Volvía a penetrarla. Primero, despacio, buscando una postura idónea. Una vez encontrada, las embestidas iban creciendo en intensidad y en rapidez. A cada una, ella dejaba escapar un grito. Se mesaba el pelo, se pellizcaba sus pezones o llevaba una mano a la entrepierna de él.
Ambos llegaban al clímax, pero él no descargó dentro de la vagina de ella. La cordura se impuso y le dijo a él que eso era peligroso y con un alto sentido de la responsabilidad, y más aún a sus edades.
Él, ahogaba un grito. Su espalda se encorvaba y se le erizaban los vellos de todo el cuerpo. Cerraba las manos con tal fuerza que, al abrirlas, tenía una herida en cada palma.

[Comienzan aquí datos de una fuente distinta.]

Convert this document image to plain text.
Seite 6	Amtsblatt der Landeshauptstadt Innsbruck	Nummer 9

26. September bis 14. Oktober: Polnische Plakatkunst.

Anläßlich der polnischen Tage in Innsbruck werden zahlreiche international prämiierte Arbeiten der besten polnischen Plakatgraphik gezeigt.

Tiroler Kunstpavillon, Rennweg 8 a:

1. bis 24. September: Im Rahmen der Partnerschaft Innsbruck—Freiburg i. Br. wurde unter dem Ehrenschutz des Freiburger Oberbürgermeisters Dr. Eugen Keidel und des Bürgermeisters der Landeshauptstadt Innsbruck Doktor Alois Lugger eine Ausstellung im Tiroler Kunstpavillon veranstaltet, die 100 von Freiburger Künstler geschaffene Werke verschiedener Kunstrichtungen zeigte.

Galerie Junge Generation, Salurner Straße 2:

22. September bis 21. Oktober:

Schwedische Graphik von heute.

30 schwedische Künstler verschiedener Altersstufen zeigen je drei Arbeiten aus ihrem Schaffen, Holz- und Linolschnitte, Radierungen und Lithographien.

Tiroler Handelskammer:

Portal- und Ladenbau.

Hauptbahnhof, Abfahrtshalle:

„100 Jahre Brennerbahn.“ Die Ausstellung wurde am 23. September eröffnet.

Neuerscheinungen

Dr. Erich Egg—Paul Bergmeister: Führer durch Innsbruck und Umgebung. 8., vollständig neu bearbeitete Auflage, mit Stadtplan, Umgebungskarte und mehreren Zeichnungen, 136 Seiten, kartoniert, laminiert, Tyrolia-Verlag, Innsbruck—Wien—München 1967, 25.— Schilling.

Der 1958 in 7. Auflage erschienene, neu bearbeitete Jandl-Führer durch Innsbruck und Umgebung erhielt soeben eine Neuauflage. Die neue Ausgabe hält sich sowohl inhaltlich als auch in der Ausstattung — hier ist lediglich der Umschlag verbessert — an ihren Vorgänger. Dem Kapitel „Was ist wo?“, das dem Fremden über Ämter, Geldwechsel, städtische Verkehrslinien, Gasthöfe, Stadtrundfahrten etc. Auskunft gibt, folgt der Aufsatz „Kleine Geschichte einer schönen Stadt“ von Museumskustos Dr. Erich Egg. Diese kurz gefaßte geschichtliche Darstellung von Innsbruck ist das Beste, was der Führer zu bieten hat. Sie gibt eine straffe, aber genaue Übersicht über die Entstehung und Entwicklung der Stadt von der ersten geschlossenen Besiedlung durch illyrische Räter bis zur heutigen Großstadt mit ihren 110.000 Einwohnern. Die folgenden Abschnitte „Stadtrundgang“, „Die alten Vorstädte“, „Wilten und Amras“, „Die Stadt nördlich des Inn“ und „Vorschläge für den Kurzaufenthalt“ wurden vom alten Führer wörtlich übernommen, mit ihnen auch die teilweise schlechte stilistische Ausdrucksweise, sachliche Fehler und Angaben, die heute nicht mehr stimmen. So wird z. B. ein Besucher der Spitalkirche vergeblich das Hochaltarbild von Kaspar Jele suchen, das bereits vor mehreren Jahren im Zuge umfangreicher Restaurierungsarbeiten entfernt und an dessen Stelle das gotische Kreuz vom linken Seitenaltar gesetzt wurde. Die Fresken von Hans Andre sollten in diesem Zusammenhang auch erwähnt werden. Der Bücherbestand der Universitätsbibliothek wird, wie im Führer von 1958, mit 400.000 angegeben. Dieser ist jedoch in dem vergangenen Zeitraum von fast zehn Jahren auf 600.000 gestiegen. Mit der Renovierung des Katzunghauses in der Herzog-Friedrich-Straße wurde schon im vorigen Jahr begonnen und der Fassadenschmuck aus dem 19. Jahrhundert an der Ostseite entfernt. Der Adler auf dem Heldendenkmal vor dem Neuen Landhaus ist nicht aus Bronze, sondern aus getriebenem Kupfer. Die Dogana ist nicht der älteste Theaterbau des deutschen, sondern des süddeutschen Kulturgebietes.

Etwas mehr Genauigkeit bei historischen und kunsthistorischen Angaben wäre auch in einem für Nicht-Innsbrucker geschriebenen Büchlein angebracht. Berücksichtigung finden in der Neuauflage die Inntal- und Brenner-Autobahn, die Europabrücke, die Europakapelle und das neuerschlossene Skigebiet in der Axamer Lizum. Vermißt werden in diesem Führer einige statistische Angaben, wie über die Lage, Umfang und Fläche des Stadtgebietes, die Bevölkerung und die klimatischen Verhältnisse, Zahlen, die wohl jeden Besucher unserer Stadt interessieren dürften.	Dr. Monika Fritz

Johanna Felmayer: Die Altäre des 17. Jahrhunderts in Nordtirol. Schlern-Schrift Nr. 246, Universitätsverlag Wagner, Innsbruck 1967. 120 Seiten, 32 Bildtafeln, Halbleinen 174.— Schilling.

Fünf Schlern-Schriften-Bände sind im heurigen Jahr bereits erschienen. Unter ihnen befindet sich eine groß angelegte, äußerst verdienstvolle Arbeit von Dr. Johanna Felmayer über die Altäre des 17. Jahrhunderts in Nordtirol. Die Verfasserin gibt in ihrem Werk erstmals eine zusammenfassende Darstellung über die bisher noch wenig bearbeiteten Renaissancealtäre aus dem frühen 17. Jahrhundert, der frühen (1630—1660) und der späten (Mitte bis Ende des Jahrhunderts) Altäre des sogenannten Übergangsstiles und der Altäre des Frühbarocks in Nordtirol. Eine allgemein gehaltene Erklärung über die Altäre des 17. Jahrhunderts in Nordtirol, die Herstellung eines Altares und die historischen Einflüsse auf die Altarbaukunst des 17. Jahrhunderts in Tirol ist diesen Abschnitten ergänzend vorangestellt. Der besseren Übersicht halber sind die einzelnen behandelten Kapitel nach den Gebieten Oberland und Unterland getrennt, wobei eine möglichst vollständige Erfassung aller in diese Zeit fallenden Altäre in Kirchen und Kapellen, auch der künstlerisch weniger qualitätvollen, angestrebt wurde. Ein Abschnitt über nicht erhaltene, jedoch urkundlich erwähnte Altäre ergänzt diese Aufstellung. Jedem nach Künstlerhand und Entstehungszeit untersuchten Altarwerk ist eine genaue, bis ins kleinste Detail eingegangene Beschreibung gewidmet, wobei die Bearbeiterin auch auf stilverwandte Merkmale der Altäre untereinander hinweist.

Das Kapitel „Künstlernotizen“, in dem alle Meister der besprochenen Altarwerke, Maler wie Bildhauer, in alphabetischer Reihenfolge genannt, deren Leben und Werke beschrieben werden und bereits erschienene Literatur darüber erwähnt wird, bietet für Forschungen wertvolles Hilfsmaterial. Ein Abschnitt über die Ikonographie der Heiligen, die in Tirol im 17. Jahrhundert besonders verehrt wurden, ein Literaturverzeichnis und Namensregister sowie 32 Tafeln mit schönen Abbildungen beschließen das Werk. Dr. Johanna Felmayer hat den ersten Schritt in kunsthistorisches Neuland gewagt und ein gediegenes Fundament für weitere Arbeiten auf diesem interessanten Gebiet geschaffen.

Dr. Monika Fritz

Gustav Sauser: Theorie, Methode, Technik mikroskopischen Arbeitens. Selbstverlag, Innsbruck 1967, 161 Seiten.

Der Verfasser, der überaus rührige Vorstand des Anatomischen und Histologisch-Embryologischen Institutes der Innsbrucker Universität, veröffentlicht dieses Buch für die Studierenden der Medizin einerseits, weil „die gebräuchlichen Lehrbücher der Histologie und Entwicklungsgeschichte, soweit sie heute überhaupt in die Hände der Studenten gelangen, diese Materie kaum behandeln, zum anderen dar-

Ella, todavía tumbada, se incorporaba al llegar el placer. Con una mano se cogía al cuello de su chico y con la otra le arañaba de tal forma la espalda que le causaba varios hilillos de sangre.
Besaba el cuello de su macho buscando sus labios; una vez hallados, los besaba con una pasión irrefrenable.
Permanecían momentos así, separados por un milímetro. Las respiraciones agitadas se aleaban. Seguía ella con la mano en la nuca de su amante, y con la otra dibujaba formas abstractas en su ancha espalda. Él la abrazaba con fuerza, enterrando la cara en el pelo revuelto.
Sin dejar a un lado las caricias, los besos, los abrazos, y las promesas que ambos sabían que no se iban a cumplir nunca, se quedaban dormidos.
En ese momento no pensaban que esa no sería la única vez en que dieran riendas sueltas al amor que desde niños los había mantenido unidos, aun los contratiempos pasados, pero culminarían como mandan lo cánones una vez cumplida la mayoría de edad los dos.